ECOSYSTEM • COMMUNITY
Caribbean Tech Week 2026 Signals a Community Building Its Own Future
The inaugural Caribbean Tech Week, convened in February 2026 by SiliconCaribe, brought together technology meetups, mixers, AI roundtables, fintech deep dives, blockchain sessions, and entrepreneur gatherings across multiple territories simultaneously — including events in Trinidad and Tobago, Jamaica, Barbados, St. Lucia, and New York. In Port of Spain, events included ‘Built in Trinidad — Blockchain, AI & Innovation’ at The Worx Coworking Space, and the Fintech Founder’s Lime at Toucan Café. SiliconCaribe founder Ingrid Riley described the week as “the physical manifestation” of the platform’s decade-long mission to amplify Caribbean tech stories — “turning headlines into handshakes and content and community into collaboration for business and capital.” The event was community-powered and locally hosted across territories, connected by a shared narrative. It signals a maturing ecosystem that no longer needs external validation to convene, invest, and build — one that is increasingly capable of generating its own momentum.
DIGITAL BANKING • REGION
Caribbean Banks Accelerate Digital Race as Wallet Adoption Jumps 45%
Digital wallet adoption across the Caribbean grew 45% year-over-year in 2024, driven by younger demographics and the behavioural changes that took hold during the COVID-19 pandemic.
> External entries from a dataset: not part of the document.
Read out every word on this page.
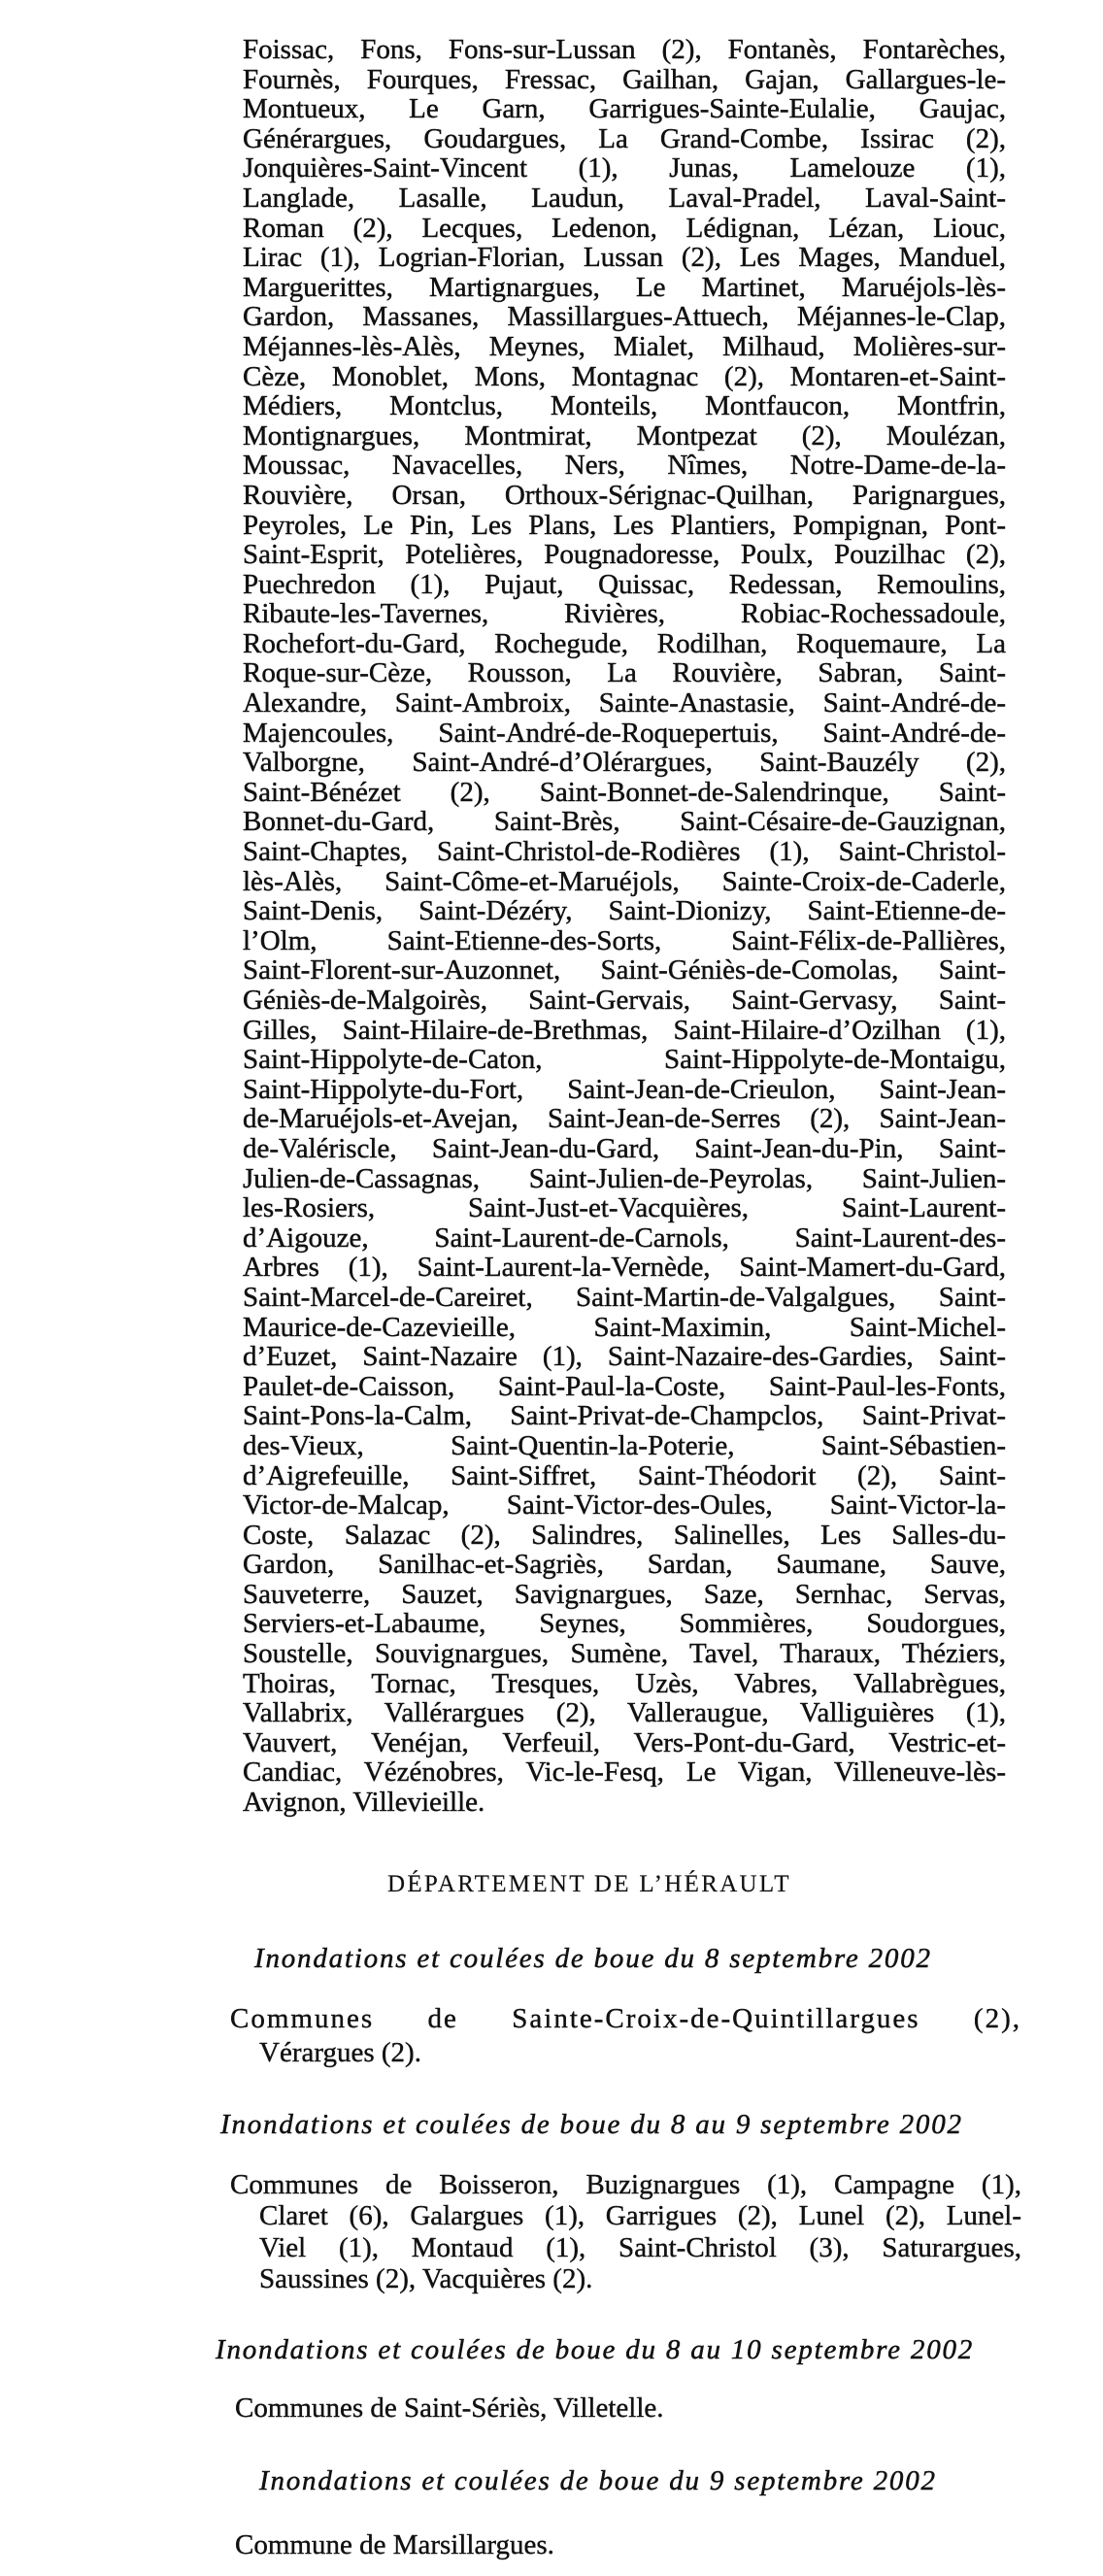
Foissac, Fons, Fons-sur-Lussan (2), Fontanès, Fontarèches,
Fournès, Fourques, Fressac, Gailhan, Gajan, Gallargues-le-
Montueux, Le Garn, Garrigues-Sainte-Eulalie, Gaujac,
Générargues, Goudargues, La Grand-Combe, Issirac (2),
Jonquières-Saint-Vincent (1), Junas, Lamelouze (1),
Langlade, Lasalle, Laudun, Laval-Pradel, Laval-Saint-
Roman (2), Lecques, Ledenon, Lédignan, Lézan, Liouc,
Lirac (1), Logrian-Florian, Lussan (2), Les Mages, Manduel,
Marguerittes, Martignargues, Le Martinet, Maruéjols-lès-
Gardon, Massanes, Massillargues-Attuech, Méjannes-le-Clap,
Méjannes-lès-Alès, Meynes, Mialet, Milhaud, Molières-sur-
Cèze, Monoblet, Mons, Montagnac (2), Montaren-et-Saint-
Médiers, Montclus, Monteils, Montfaucon, Montfrin,
Montignargues, Montmirat, Montpezat (2), Moulézan,
Moussac, Navacelles, Ners, Nîmes, Notre-Dame-de-la-
Rouvière, Orsan, Orthoux-Sérignac-Quilhan, Parignargues,
Peyroles, Le Pin, Les Plans, Les Plantiers, Pompignan, Pont-
Saint-Esprit, Potelières, Pougnadoresse, Poulx, Pouzilhac (2),
Puechredon (1), Pujaut, Quissac, Redessan, Remoulins,
Ribaute-les-Tavernes, Rivières, Robiac-Rochessadoule,
Rochefort-du-Gard, Rochegude, Rodilhan, Roquemaure, La
Roque-sur-Cèze, Rousson, La Rouvière, Sabran, Saint-
Alexandre, Saint-Ambroix, Sainte-Anastasie, Saint-André-de-
Majencoules, Saint-André-de-Roquepertuis, Saint-André-de-
Valborgne, Saint-André-d’Olérargues, Saint-Bauzély (2),
Saint-Bénézet (2), Saint-Bonnet-de-Salendrinque, Saint-
Bonnet-du-Gard, Saint-Brès, Saint-Césaire-de-Gauzignan,
Saint-Chaptes, Saint-Christol-de-Rodières (1), Saint-Christol-
lès-Alès, Saint-Côme-et-Maruéjols, Sainte-Croix-de-Caderle,
Saint-Denis, Saint-Dézéry, Saint-Dionizy, Saint-Etienne-de-
l’Olm, Saint-Etienne-des-Sorts, Saint-Félix-de-Pallières,
Saint-Florent-sur-Auzonnet, Saint-Géniès-de-Comolas, Saint-
Géniès-de-Malgoirès, Saint-Gervais, Saint-Gervasy, Saint-
Gilles, Saint-Hilaire-de-Brethmas, Saint-Hilaire-d’Ozilhan (1),
Saint-Hippolyte-de-Caton, Saint-Hippolyte-de-Montaigu,
Saint-Hippolyte-du-Fort, Saint-Jean-de-Crieulon, Saint-Jean-
de-Maruéjols-et-Avejan, Saint-Jean-de-Serres (2), Saint-Jean-
de-Valériscle, Saint-Jean-du-Gard, Saint-Jean-du-Pin, Saint-
Julien-de-Cassagnas, Saint-Julien-de-Peyrolas, Saint-Julien-
les-Rosiers, Saint-Just-et-Vacquières, Saint-Laurent-
d’Aigouze, Saint-Laurent-de-Carnols, Saint-Laurent-des-
Arbres (1), Saint-Laurent-la-Vernède, Saint-Mamert-du-Gard,
Saint-Marcel-de-Careiret, Saint-Martin-de-Valgalgues, Saint-
Maurice-de-Cazevieille, Saint-Maximin, Saint-Michel-
d’Euzet, Saint-Nazaire (1), Saint-Nazaire-des-Gardies, Saint-
Paulet-de-Caisson, Saint-Paul-la-Coste, Saint-Paul-les-Fonts,
Saint-Pons-la-Calm, Saint-Privat-de-Champclos, Saint-Privat-
des-Vieux, Saint-Quentin-la-Poterie, Saint-Sébastien-
d’Aigrefeuille, Saint-Siffret, Saint-Théodorit (2), Saint-
Victor-de-Malcap, Saint-Victor-des-Oules, Saint-Victor-la-
Coste, Salazac (2), Salindres, Salinelles, Les Salles-du-
Gardon, Sanilhac-et-Sagriès, Sardan, Saumane, Sauve,
Sauveterre, Sauzet, Savignargues, Saze, Sernhac, Servas,
Serviers-et-Labaume, Seynes, Sommières, Soudorgues,
Soustelle, Souvignargues, Sumène, Tavel, Tharaux, Théziers,
Thoiras, Tornac, Tresques, Uzès, Vabres, Vallabrègues,
Vallabrix, Vallérargues (2), Valleraugue, Valliguières (1),
Vauvert, Venéjan, Verfeuil, Vers-Pont-du-Gard, Vestric-et-
Candiac, Vézénobres, Vic-le-Fesq, Le Vigan, Villeneuve-lès-
Avignon, Villevieille.
DÉPARTEMENT DE L’HÉRAULT
Inondations et coulées de boue du 8 septembre 2002
Communes de Sainte-Croix-de-Quintillargues (2),
Vérargues (2).
Inondations et coulées de boue du 8 au 9 septembre 2002
Communes de Boisseron, Buzignargues (1), Campagne (1),
Claret (6), Galargues (1), Garrigues (2), Lunel (2), Lunel-
Viel (1), Montaud (1), Saint-Christol (3), Saturargues,
Saussines (2), Vacquières (2).
Inondations et coulées de boue du 8 au 10 septembre 2002
Communes de Saint-Sériès, Villetelle.
Inondations et coulées de boue du 9 septembre 2002
Commune de Marsillargues.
The data, compiled by Hope Research Group, reflects a region in which 52% of adults have now used a mobile banking app — up from 31% in 2020 — and 68% have made at least one digital payment in the past 12 months. Leading Caribbean banks are responding with significant infrastructure investment. Republic Bank has committed over $50 million to digital infrastructure enabling real-time payments. Scotiabank Caribbean has launched a unified digital platform across 23 markets with over 2 million app downloads. CIBC FirstCaribbean has introduced biometric authentication and AI-powered customer service. NCB Jamaica is now capturing 60% of transactions via app and online channels. Regulatory sandboxes in Jamaica and Barbados are enabling fintech challengers to test digital-only banking models. Total venture investment in Caribbean fintech reached $85 million in 2024, with WiPay closing a $20 million Series B and LYNK raising $12 million in a Series A.